Advertisement

Pakistan kills a master terrorist

By ANWAR IQBAL, UPI South Asian Affairs Analyst

WASHINGTON, May 14 (UPI) -- Pakistan announced Tuesday the death of Riaz Basra, a man linked to dozens, if not hundreds, of sectarian murders across the country.

Basra headed the banned Lashkar-i-Jhangvi group of Sunni militants and carried a bounty of $83,000 on his head, one of the highest offered by the Pakistani government.

Advertisement

Basra was among four gunmen killed while attacking the house of a man who had complained of sectarian killings of Shiite Muslims, police said.

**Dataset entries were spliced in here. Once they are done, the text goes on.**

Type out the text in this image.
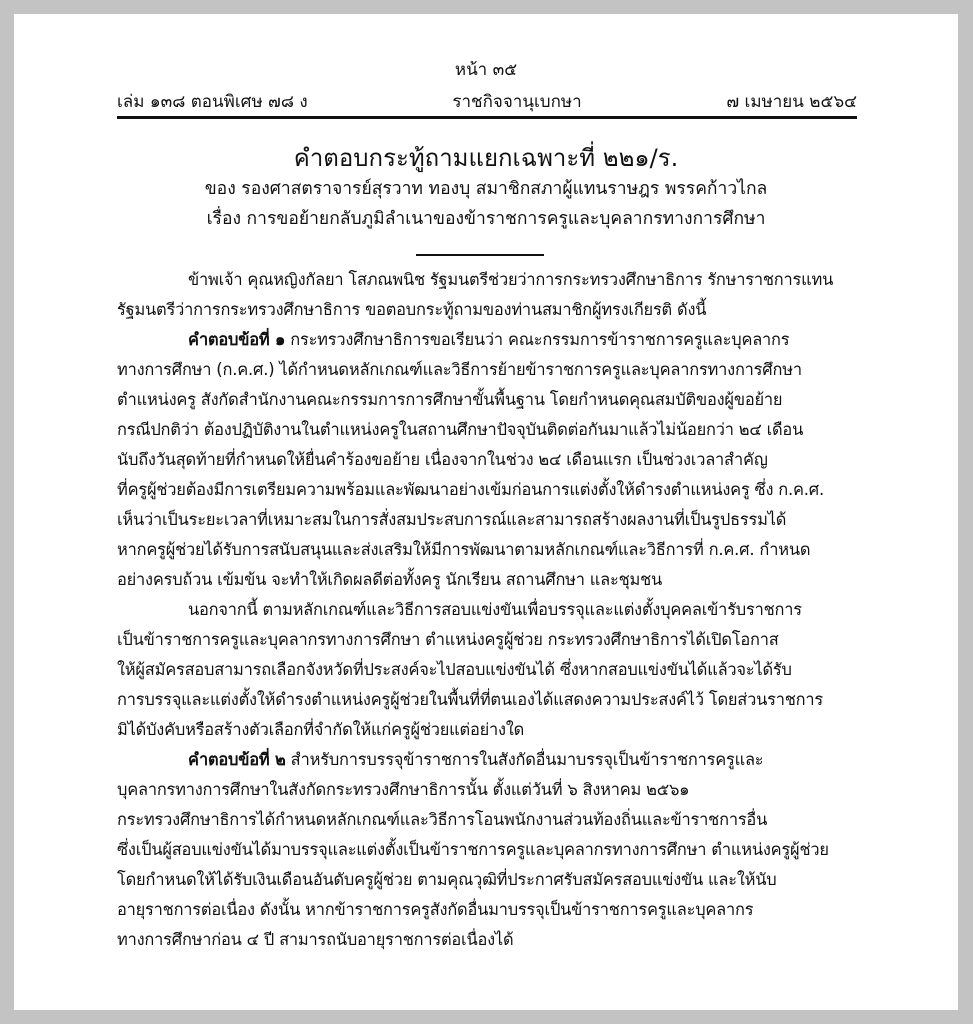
หน้า ๓๕
เล่ม ๑๓๘ ตอนพิเศษ ๗๘ ง	ราชกิจจานุเบกษา	๗ เมษายน ๒๕๖๔
คำตอบกระทู้ถามแยกเฉพาะที่ ๒๒๑/ร.
ของ รองศาสตราจารย์สุรวาท ทองบุ สมาชิกสภาผู้แทนราษฎร พรรคก้าวไกล
เรื่อง การขอย้ายกลับภูมิลำเนาของข้าราชการครูและบุคลากรทางการศึกษา
ข้าพเจ้า คุณหญิงกัลยา โสภณพนิช รัฐมนตรีช่วยว่าการกระทรวงศึกษาธิการ รักษาราชการแทน
รัฐมนตรีว่าการกระทรวงศึกษาธิการ ขอตอบกระทู้ถามของท่านสมาชิกผู้ทรงเกียรติ ดังนี้
คำตอบข้อที่ ๑ กระทรวงศึกษาธิการขอเรียนว่า คณะกรรมการข้าราชการครูและบุคลากร
ทางการศึกษา (ก.ค.ศ.) ได้กำหนดหลักเกณฑ์และวิธีการย้ายข้าราชการครูและบุคลากรทางการศึกษา
ตำแหน่งครู สังกัดสำนักงานคณะกรรมการการศึกษาขั้นพื้นฐาน โดยกำหนดคุณสมบัติของผู้ขอย้าย
กรณีปกติว่า ต้องปฏิบัติงานในตำแหน่งครูในสถานศึกษาปัจจุบันติดต่อกันมาแล้วไม่น้อยกว่า ๒๔ เดือน
นับถึงวันสุดท้ายที่กำหนดให้ยื่นคำร้องขอย้าย เนื่องจากในช่วง ๒๔ เดือนแรก เป็นช่วงเวลาสำคัญ
ที่ครูผู้ช่วยต้องมีการเตรียมความพร้อมและพัฒนาอย่างเข้มก่อนการแต่งตั้งให้ดำรงตำแหน่งครู ซึ่ง ก.ค.ศ.
เห็นว่าเป็นระยะเวลาที่เหมาะสมในการสั่งสมประสบการณ์และสามารถสร้างผลงานที่เป็นรูปธรรมได้
หากครูผู้ช่วยได้รับการสนับสนุนและส่งเสริมให้มีการพัฒนาตามหลักเกณฑ์และวิธีการที่ ก.ค.ศ. กำหนด
อย่างครบถ้วน เข้มข้น จะทำให้เกิดผลดีต่อทั้งครู นักเรียน สถานศึกษา และชุมชน
นอกจากนี้ ตามหลักเกณฑ์และวิธีการสอบแข่งขันเพื่อบรรจุและแต่งตั้งบุคคลเข้ารับราชการ
เป็นข้าราชการครูและบุคลากรทางการศึกษา ตำแหน่งครูผู้ช่วย กระทรวงศึกษาธิการได้เปิดโอกาส
ให้ผู้สมัครสอบสามารถเลือกจังหวัดที่ประสงค์จะไปสอบแข่งขันได้ ซึ่งหากสอบแข่งขันได้แล้วจะได้รับ
การบรรจุและแต่งตั้งให้ดำรงตำแหน่งครูผู้ช่วยในพื้นที่ที่ตนเองได้แสดงความประสงค์ไว้ โดยส่วนราชการ
มิได้บังคับหรือสร้างตัวเลือกที่จำกัดให้แก่ครูผู้ช่วยแต่อย่างใด
คำตอบข้อที่ ๒ สำหรับการบรรจุข้าราชการในสังกัดอื่นมาบรรจุเป็นข้าราชการครูและ
บุคลากรทางการศึกษาในสังกัดกระทรวงศึกษาธิการนั้น ตั้งแต่วันที่ ๖ สิงหาคม ๒๕๖๑
กระทรวงศึกษาธิการได้กำหนดหลักเกณฑ์และวิธีการโอนพนักงานส่วนท้องถิ่นและข้าราชการอื่น
ซึ่งเป็นผู้สอบแข่งขันได้มาบรรจุและแต่งตั้งเป็นข้าราชการครูและบุคลากรทางการศึกษา ตำแหน่งครูผู้ช่วย
โดยกำหนดให้ได้รับเงินเดือนอันดับครูผู้ช่วย ตามคุณวุฒิที่ประกาศรับสมัครสอบแข่งขัน และให้นับ
อายุราชการต่อเนื่อง ดังนั้น หากข้าราชการครูสังกัดอื่นมาบรรจุเป็นข้าราชการครูและบุคลากร
ทางการศึกษาก่อน ๔ ปี สามารถนับอายุราชการต่อเนื่องได้
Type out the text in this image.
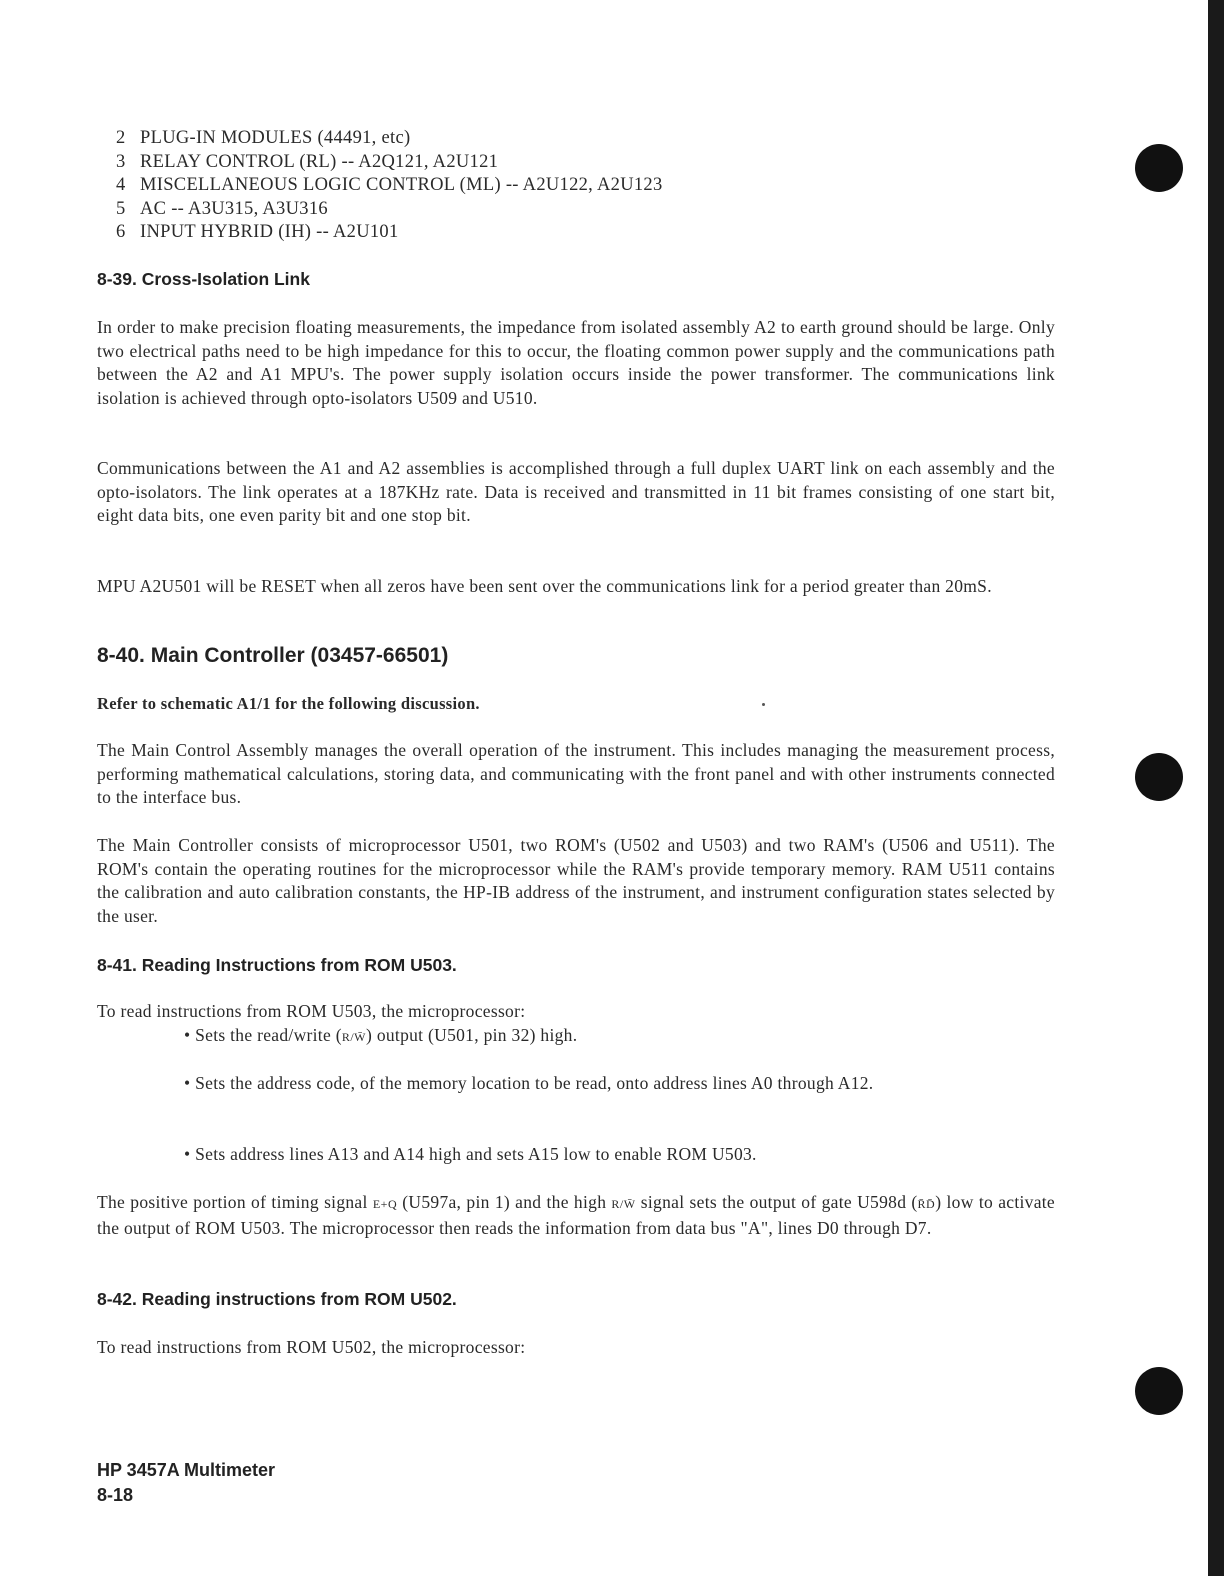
2 PLUG-IN MODULES (44491, etc)
3 RELAY CONTROL (RL) -- A2Q121, A2U121
4 MISCELLANEOUS LOGIC CONTROL (ML) -- A2U122, A2U123
5 AC -- A3U315, A3U316
6 INPUT HYBRID (IH) -- A2U101
8-39. Cross-Isolation Link

In order to make precision floating measurements, the impedance from isolated assembly A2 to earth ground should be large. Only two electrical paths need to be high impedance for this to occur, the floating common power supply and the communications path between the A2 and A1 MPU's. The power supply isolation occurs inside the power transformer. The communications link isolation is achieved through opto-isolators U509 and U510.

Communications between the A1 and A2 assemblies is accomplished through a full duplex UART link on each assembly and the opto-isolators. The link operates at a 187KHz rate. Data is received and transmitted in 11 bit frames consisting of one start bit, eight data bits, one even parity bit and one stop bit.

MPU A2U501 will be RESET when all zeros have been sent over the communications link for a period greater than 20mS.

8-40. Main Controller (03457-66501)
Refer to schematic A1/1 for the following discussion.

The Main Control Assembly manages the overall operation of the instrument. This includes managing the measurement process, performing mathematical calculations, storing data, and communicating with the front panel and with other instruments connected to the interface bus.

The Main Controller consists of microprocessor U501, two ROM's (U502 and U503) and two RAM's (U506 and U511). The ROM's contain the operating routines for the microprocessor while the RAM's provide temporary memory. RAM U511 contains the calibration and auto calibration constants, the HP-IB address of the instrument, and instrument configuration states selected by the user.

8-41. Reading Instructions from ROM U503.

To read instructions from ROM U503, the microprocessor:

• Sets the read/write (R/W̄) output (U501, pin 32) high.

• Sets the address code, of the memory location to be read, onto address lines A0 through A12.

• Sets address lines A13 and A14 high and sets A15 low to enable ROM U503.

The positive portion of timing signal E+Q (U597a, pin 1) and the high R/W̄ signal sets the output of gate U598d (R̄D̄) low to activate the output of ROM U503. The microprocessor then reads the information from data bus "A", lines D0 through D7.

8-42. Reading instructions from ROM U502.

To read instructions from ROM U502, the microprocessor:

HP 3457A Multimeter
8-18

The provincial police in Punjab claimed to have killed Basra in April 1999. Basra responded to that "claim" by sending a letter to then-Prime Minister Nawaz Sharif, forcing the police to retract the statement.

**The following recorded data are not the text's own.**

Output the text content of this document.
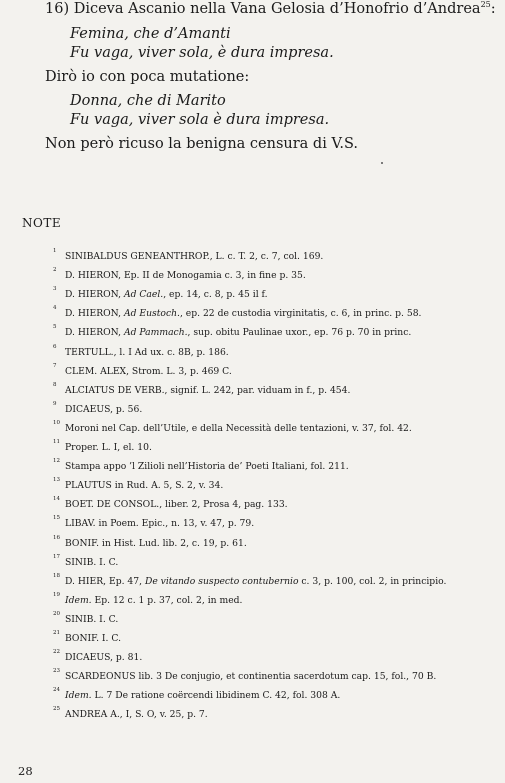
16) Diceva Ascanio nella Vana Gelosia d’Honofrio d’Andrea$^{25}$:
Femina, che d’Amanti
Fu vaga, viver sola, è dura impresa.
Dirò io con poca mutatione:
Donna, che di Marito
Fu vaga, viver sola è dura impresa.
Non però ricuso la benigna censura di V.S.
NOTE
1 SINIBALDUS GENEANTHROP., L. c. T. 2, c. 7, col. 169.
2 D. HIERON, Ep. II de Monogamia c. 3, in fine p. 35.
3 D. HIERON, Ad Cael., ep. 14, c. 8, p. 45 il f.
4 D. HIERON, Ad Eustoch., ep. 22 de custodia virginitatis, c. 6, in princ. p. 58.
5 D. HIERON, Ad Pammach., sup. obitu Paulinae uxor., ep. 76 p. 70 in princ.
6 TERTULL., l. I Ad ux. c. 8B, p. 186.
7 CLEM. ALEX, Strom. L. 3, p. 469 C.
8 ALCIATUS DE VERB., signif. L. 242, par. viduam in f., p. 454.
9 DICAEUS, p. 56.
10 Moroni nel Cap. dell’Utile, e della Necessità delle tentazioni, v. 37, fol. 42.
11 Proper. L. I, el. 10.
12 Stampa appo ’l Zilioli nell’Historia de’ Poeti Italiani, fol. 211.
13 PLAUTUS in Rud. A. 5, S. 2, v. 34.
14 BOET. DE CONSOL., liber. 2, Prosa 4, pag. 133.
15 LIBAV. in Poem. Epic., n. 13, v. 47, p. 79.
16 BONIF. in Hist. Lud. lib. 2, c. 19, p. 61.
17 SINIB. I. C.
18 D. HIER, Ep. 47, De vitando suspecto contubernio c. 3, p. 100, col. 2, in principio.
19 Idem. Ep. 12 c. 1 p. 37, col. 2, in med.
20 SINIB. I. C.
21 BONIF. I. C.
22 DICAEUS, p. 81.
23 SCARDEONUS lib. 3 De conjugio, et continentia sacerdotum cap. 15, fol., 70 B.
24 Idem. L. 7 De ratione coërcendi libidinem C. 42, fol. 308 A.
25 ANDREA A., I, S. O, v. 25, p. 7.
28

"But this time we are absolutely sure it is Basra," said police Superintendent Javed Ali Shah of the southern Vehari district, where police said the fugitive was killed.

Advertisement

"People will still have problem believing their claim. They will want solid evidence," said Agha Murtaza Haider, a Pakistani professor at Canada's McGill University.

"We have carried out identification and we are certain we have killed Basra," countered Shah.

The gunfight that killed Basra followed a wave of deadly attacks blamed on rival groups from the majority Sunni and the minority Shiite Muslim sects.

"When the police party approached the village (where Basra was killed), the terrorists opened fire on us. We returned the fire, killing all four suspected terrorists on the spot," said Shah.

President Pervez Musharraf banned Lashkar-i-Jhangvi last year during a crackdown on extremist religious groups. Although it was formed before the Taliban took control of Afghanistan, it has developed close ties with the regime and the militia allegedly trained many of the group's members.

Police say Basra and other prominent Sunni extremists had sanctuaries in the Taliban-run Afghanistan, often hiding there to avoid arrest. Basra was on a list of wanted terrorists Pakistan had sent to the Taliban before the Sept. 11 terror attacks. The Taliban rejected Pakistan's request to extradite him and his associates.

Musharraf's decision to dump Pakistan's Taliban allies after Sept. 11 has further angered the extremists who have launched a string of attacks across Pakistan since March. Last week, they ambushed a Pakistan navy bus in southern port city of Karachi and killed 11 French naval experts.

Advertisement

"Jhangvi is the most extremist among all the terrorist groups active in Pakistan," said Haider. "It has killed hundreds of people during the last 10 years."

Basra formed Lashkar-i-Jhangvi in 1988, after splitting from his parent organization, Sipah-i-Sahaba. It is named after a Sunni cleric killed in a retaliatory attack by the Shiites. Police say that the two groups have maintained close ties despite the split and often conduct joint operations.

The Jhangvi was most active between 1996 and 1998, targeting Shiites across Pakistan. In January 1998, its militants attacked a Shiite funeral procession in Lahore and killed 25 people.

The first violent incident the police attribute to this group was the murder of an Iranian diplomat, Sadique Ganjavi, in Lahore in December 1990.

In 1992, they attacked a Shiite graveyard in the northwestern city of Peshawar and killed 12 people. They also blasted several graves with grenades.

The police also blame the group for killing the brother of current Pakistani Interior Minister Moinuddin Haider in Karachi last year. In August 1996, the group allegedly killed the head of the district government in Sargodha, who was a Shiite.

The interior minister told a briefing in Washington last week that since March this year Lashkar-i-Jhangvi and Sipah-i-Sahaba, which operatives as a political front for Sunni extremists, have killed "dozens of doctors, lawyers, religious scholars and government officials."

Advertisement

"These militants are so fanatic that when they are arrested, they do not even deny their crimes. They proudly own murdering innocent people," said the minister.

According to statistics released by the Pakistani police, more than 250 people died in sectarian violence last year, more than 150 were killed in 2000, 90 in 1999, 160 in 1998, 200 in 1997 and 100 in 1996. Most of these were Shiites, killed by Basra's group and its parent organization.

Police say that Basra personally participated in several of these attacks, killing dozens of people.

Police say that in December 1999, his group rigged a bridge near the private residence of the former prime minister in Lahore. The bomb exploded minutes before Sharif was scheduled to cross the bridge.

When Punjab Chief Minister Shahbaz Sharif, the former prime minister's younger brother, increased the pressure on the group, Basra reportedly had his picture taken with the chief minister at a wedding reception and sent it back to him with a note saying that he would be the next target if he did not call off the police campaign.

The chief minister is believed to have obliged him.

"When someone has such a record, you can understand why people find it difficult to believe police's claim that they have killed Basra," said Haider.